Principles of social media are relevant to project management
Turning to the subject of project management specifically, there are several aspects of social media that apply directly to project management:
Crowdsourcing as a tool for research and team collaboration: Instead of siloed workstreams where team members rely on the input of a small number of colleagues, social media enables an open-ended discussion with everyone on a shared network. For example, a software engineer has a question that relates to product usage by the end customer. Instead of asking her colleagues in marketing, she can post the question in a group discussion forum and solicit a varied range of viewpoints. By expanding the discussion to a wider audience that is not limited to the subject expert, the engineer is exposed to multiple ideas from non-traditional sources of information.
Social media as the most efficient communication tool: Many years ago when dinosaurs roamed the earth, if someone needed input from a teammate a question they would send an email or ask them in person. By replacing forms of delayed communication, social media chat functions is used to solicit immediate response to an immediate need. The addictive nature of social media often means that people will respond quicker to a chat question than an email and the person can get real-time team support.
Reduction in social isolation for remote team workers: The downside of an increasingly distributed work environment that it leads to social isolation. Social media can break down the barriers of physical isolation by including virtual team members in both one-on-one interaction and group discussions. Instead of individual task owners working on their limited workstream with a small number of colleagues, social media enables workers to contribute to an overall project as part of a group. Improving the bond between the individual and the team can lead to both a high level of commitment to the overall project success as well as an improvement in job satisfaction and employee morale.

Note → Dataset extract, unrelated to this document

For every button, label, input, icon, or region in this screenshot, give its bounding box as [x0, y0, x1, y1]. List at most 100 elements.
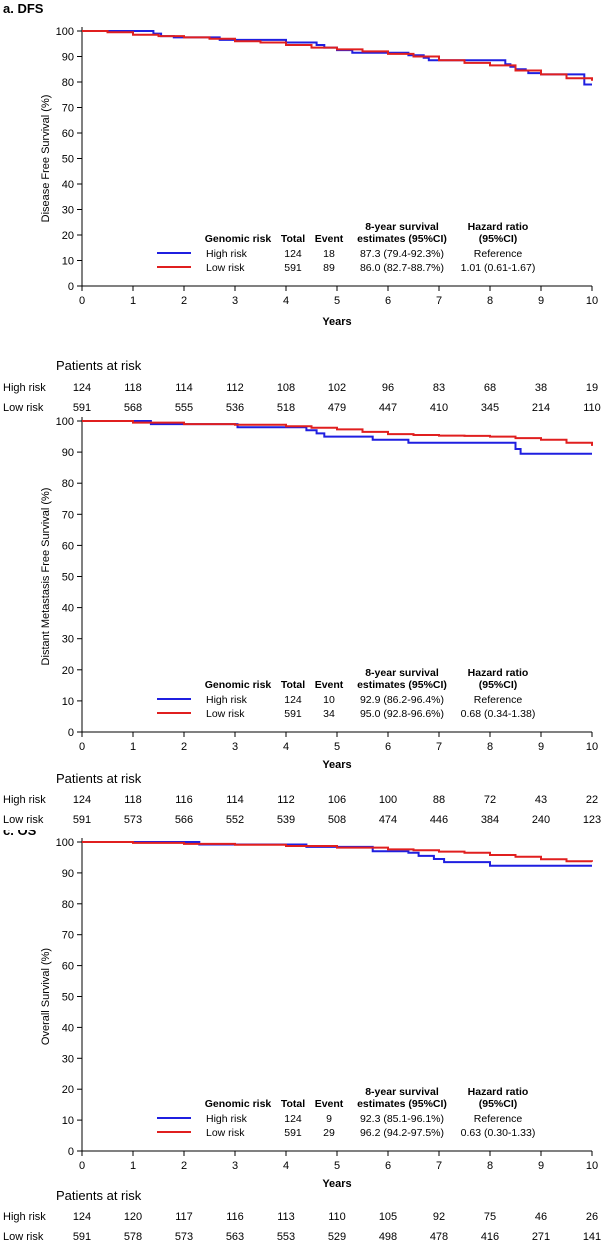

Guidance for project managers
Social media has become a permanent part of the workspace and project managers need to understand how to mitigate against problem areas and also harness its potential in the following ways:
Tool Selection: Several project management tools now include social media functionalities. When team members use these features within a project management tool, it reduces the likelihood of non-work related communication and maintains a professional focus.
Policies and Procedures: The same rules that apply to the use of Facebook and Twitter during work day needs to apply to social media tools used for project management. For instance, communication that is considered harassment (sexual or otherwise) is unacceptable. Project managers should set expectations for the use of social media, especially when accessed via a corporate network. Policies should be in writing and training provided when necessary.